There are three or four key metrics that are important from a lender's perspective. One is what the AUM is. Second is what the monthly disbursement rate is. We are, of course, loss-making today. But if you have the time and energy to do this, you should see how every fintech in this space, what was their burn and loss, when they were our size. There are a few of them which are bigger than us, like a Lendingkart or Capital Float, or Neogrowth. They have been at the point where we are today. We are at about Rs 250 crore AUM today. At Rs 250 crore AUM, we are burning in a year what competition was burning in a month.
That is made possible because of this co-lending strategy and a much focused strategy on the long tail of MSMEs through a risk-adjusted model. The key numbers I will give you Supriya, we are touching monthly disbursement rate of about Rs 100 crore a month, and we've only raised Rs 130 crore till date. A company that has raised only Rs 130 crore of equity till date is disbursing Rs 100 crore per month. You can imagine the return on equity that we will create for our investors.
Could you tell us about the goals you have set for 2024?
We should have been at about 5X size by now if pandemic had not hit. The Rs 5,000 crore AUM is easily achievable, because to do a Rs 5,000 AUM, I will have about 60-75% of it coming from our co-lender pool, which means it is pure technology at play. We will enable transactions, gather data, manage customers, and keep a higher share of the pie, because of our inherent risk understanding.
The other 35% will come from our on-book lending, because we know that we will have to always experiment, and experimentation is best done with your own money rather than with somebody else's money. Let us say, tomorrow we find access to a partner who is serving MSMEs in jewellery segment, they’ve aggregated all the retail jeweller segment. Now there is no bank or NBFC who will touch a jeweller and give a loan to them.
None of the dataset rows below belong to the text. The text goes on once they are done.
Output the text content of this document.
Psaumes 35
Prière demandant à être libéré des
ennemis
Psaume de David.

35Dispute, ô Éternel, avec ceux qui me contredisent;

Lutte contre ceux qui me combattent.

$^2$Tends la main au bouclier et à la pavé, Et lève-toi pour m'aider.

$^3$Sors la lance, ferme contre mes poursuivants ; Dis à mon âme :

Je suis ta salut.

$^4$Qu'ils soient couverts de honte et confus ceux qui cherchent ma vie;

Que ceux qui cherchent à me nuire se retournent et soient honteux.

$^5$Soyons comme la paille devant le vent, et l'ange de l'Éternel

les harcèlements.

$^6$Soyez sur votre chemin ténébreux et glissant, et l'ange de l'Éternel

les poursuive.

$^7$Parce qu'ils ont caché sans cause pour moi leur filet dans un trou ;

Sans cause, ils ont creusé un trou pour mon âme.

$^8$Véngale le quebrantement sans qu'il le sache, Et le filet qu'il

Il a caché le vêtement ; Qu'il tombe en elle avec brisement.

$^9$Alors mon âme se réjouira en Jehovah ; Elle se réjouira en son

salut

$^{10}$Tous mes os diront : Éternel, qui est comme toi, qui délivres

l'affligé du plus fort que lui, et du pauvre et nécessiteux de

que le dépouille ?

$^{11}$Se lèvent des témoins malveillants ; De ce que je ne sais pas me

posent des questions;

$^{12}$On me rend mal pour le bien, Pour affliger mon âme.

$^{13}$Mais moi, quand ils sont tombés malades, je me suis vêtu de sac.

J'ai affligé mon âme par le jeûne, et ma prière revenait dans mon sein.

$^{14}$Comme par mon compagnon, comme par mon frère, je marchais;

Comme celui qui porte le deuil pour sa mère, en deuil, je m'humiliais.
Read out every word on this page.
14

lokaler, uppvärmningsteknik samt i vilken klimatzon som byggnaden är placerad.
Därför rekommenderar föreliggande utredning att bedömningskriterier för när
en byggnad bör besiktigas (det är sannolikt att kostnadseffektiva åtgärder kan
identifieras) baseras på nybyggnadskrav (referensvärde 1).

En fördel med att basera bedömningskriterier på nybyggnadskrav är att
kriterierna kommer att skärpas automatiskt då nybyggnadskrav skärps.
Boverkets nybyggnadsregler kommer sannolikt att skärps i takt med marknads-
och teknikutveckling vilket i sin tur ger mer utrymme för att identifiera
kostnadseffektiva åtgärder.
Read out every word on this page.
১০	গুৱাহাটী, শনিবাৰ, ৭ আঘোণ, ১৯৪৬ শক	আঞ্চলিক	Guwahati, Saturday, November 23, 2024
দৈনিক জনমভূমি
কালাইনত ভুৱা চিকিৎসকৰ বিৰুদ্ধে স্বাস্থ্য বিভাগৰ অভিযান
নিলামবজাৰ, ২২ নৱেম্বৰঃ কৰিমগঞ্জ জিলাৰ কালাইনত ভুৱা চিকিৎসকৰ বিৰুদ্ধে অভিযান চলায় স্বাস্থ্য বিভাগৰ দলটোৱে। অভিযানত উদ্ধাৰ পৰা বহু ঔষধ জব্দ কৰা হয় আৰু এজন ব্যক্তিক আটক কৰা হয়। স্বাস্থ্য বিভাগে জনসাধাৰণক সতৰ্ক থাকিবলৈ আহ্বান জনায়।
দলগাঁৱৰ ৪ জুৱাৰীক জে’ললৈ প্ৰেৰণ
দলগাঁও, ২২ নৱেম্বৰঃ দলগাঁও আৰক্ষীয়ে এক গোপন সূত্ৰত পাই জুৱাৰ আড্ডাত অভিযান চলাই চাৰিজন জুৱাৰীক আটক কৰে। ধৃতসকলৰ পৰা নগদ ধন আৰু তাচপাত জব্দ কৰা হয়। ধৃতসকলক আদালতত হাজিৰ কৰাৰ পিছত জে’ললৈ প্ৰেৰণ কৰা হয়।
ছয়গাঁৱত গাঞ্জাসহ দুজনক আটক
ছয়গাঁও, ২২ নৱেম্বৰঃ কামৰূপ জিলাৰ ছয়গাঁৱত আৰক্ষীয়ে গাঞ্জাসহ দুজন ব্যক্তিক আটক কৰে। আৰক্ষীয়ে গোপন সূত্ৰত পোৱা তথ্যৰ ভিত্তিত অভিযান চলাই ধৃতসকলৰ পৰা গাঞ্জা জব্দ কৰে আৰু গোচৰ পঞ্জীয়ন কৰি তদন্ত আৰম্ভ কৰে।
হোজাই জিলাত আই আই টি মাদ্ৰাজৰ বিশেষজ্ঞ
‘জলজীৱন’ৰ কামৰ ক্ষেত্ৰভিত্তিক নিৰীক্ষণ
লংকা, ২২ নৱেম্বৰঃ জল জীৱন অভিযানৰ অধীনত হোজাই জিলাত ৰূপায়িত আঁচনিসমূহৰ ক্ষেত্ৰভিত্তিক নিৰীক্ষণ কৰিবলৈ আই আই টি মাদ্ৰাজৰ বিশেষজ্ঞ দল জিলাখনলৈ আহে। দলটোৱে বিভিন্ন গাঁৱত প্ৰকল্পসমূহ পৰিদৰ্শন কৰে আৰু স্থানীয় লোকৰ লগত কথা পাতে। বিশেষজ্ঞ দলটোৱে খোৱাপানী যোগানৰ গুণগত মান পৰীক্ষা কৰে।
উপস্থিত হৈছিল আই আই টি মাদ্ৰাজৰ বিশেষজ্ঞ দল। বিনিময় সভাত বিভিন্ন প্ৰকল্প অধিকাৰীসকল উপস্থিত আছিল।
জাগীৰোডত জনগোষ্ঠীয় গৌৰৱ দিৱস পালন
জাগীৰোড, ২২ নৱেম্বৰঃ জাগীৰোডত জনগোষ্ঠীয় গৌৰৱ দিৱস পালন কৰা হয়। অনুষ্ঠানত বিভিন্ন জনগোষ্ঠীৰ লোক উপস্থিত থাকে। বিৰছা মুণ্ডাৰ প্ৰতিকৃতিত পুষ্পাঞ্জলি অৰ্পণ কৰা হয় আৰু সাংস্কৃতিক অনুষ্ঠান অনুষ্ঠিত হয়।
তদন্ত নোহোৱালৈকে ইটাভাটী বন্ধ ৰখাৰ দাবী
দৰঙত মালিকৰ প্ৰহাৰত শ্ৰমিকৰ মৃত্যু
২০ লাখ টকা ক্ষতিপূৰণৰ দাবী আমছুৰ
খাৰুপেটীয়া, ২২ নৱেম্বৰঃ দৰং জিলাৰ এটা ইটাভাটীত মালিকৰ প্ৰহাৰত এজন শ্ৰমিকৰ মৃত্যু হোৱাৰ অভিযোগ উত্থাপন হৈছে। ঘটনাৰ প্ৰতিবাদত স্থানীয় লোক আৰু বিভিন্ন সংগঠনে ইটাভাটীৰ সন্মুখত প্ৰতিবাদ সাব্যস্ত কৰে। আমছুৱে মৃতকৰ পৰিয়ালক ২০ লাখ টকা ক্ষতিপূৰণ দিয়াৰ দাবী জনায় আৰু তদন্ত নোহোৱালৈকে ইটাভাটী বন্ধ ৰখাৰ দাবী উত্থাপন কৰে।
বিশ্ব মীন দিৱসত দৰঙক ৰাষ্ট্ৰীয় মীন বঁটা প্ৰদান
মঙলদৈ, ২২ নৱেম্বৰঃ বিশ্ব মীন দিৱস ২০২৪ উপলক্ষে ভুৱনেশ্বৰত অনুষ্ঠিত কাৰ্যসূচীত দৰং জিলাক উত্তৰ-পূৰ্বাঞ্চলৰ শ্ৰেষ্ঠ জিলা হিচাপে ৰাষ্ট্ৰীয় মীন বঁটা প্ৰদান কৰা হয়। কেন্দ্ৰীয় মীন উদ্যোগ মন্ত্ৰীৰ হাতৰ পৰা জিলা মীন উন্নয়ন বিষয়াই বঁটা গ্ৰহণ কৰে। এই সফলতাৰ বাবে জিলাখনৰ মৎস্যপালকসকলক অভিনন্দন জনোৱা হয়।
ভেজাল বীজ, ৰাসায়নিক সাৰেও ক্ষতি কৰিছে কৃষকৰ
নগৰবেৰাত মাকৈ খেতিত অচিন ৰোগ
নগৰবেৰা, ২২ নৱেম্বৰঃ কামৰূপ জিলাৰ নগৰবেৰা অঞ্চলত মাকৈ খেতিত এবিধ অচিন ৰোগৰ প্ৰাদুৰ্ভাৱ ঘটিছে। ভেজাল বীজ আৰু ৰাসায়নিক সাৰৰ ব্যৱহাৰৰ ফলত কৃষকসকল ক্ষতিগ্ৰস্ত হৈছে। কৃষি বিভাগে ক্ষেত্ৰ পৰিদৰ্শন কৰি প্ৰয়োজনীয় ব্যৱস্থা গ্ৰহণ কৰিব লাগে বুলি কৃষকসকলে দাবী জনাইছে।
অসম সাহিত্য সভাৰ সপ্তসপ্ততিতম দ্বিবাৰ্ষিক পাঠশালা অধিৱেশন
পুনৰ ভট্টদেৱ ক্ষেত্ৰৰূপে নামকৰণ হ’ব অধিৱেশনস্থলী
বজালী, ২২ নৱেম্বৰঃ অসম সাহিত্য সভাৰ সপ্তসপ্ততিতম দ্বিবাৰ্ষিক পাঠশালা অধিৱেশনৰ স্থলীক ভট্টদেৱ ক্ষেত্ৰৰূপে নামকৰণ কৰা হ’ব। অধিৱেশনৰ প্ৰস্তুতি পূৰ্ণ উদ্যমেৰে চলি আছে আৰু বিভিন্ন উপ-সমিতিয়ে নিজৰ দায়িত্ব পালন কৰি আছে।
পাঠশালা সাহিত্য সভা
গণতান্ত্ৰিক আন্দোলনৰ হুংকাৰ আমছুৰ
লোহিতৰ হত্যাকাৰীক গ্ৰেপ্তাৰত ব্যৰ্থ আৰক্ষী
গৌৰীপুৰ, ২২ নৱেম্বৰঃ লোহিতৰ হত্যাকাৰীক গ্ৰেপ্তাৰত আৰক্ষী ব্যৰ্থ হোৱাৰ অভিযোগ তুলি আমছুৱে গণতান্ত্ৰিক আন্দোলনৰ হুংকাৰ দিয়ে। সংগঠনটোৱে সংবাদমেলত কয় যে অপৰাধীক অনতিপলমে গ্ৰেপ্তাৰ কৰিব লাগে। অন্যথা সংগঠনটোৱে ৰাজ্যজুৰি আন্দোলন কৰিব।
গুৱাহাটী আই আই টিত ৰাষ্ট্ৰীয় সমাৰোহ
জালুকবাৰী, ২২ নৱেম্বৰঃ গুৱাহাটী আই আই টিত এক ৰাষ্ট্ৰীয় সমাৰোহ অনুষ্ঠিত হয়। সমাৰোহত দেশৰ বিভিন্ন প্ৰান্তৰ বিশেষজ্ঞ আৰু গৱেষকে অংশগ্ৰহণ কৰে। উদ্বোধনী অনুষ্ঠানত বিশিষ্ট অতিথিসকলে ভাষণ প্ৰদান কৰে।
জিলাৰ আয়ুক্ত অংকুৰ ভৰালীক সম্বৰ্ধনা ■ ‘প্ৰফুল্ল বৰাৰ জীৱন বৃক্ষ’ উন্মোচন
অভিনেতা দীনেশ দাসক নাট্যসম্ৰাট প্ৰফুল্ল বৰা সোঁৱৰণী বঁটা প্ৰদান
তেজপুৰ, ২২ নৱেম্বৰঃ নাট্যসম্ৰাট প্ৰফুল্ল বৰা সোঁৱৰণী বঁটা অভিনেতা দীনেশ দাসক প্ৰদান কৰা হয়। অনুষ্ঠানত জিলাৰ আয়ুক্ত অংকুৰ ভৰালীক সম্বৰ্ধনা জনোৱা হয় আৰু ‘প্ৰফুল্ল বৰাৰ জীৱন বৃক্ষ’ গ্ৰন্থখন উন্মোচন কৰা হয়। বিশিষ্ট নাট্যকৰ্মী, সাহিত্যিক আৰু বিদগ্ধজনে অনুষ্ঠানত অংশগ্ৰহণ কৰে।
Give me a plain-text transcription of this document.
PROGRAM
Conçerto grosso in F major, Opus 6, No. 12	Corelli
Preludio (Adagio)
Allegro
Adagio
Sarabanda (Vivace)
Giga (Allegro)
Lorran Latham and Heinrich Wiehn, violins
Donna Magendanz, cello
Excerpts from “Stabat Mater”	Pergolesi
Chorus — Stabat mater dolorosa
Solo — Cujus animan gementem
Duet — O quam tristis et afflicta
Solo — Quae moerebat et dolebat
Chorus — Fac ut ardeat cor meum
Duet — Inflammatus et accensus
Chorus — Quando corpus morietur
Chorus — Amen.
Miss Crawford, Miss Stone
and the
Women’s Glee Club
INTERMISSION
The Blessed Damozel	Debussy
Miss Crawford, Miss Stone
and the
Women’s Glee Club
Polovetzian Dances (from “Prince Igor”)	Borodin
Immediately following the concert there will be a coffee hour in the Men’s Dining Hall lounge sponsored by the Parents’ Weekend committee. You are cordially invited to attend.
But if we believe that there is merit in this segment, then we will experiment lending on our own book, create the risk model with the ability to separate good from bad. And then we will bring a co-lending spike to scale to 10X… In the last three months we've on boarded seven ecosystems, each of which have access to about half a million MSMEs in the country. Just by pure scale of origination, partnerships, lenders, and risk understanding, it is an exponential flow now. The only thing that will stop us from doing that is the ability to raise capital on-book, which is never a problem.
Also, your banking license or IPO plans of 2024?
Once we hit a certain scale, Rs 3,000-crore 4,000 crore AUM of scale, then the question is whether go the IPO route, or whether go the digi-banking route, realize that and then go for the IPO route. Now, IPOs have become very fancy in the last six months. But we want to kind of wait and watch on how these markets are kind of behaving. IPO is appealing because it gives you access to constant capital, and hence the ability to grow quickly. The charm in banking is that it allows you to play in a digital space for a longer period of time, and offer more products to the customers before you go for your IPO. It is difficult to say what is it and how the market is going to turn out in the next three years.
What is your current cash runway?
The runway, if you look at it, because of our co-lending model is unlimited… if you forget the fact that we have are an NBFC… if we were to just fund for burn, we will need very low capital. We have got about 9-12 months of easy runway. Of course, we will raise more money to kind of fund more of the capital, the technology development, the acquisitions that I said we want to do, and also to build our on-book as an experimentation book.
What’s the timeline to close in on your next fundraise?
The timeline will be within this calendar year, by when we would want to close our next round.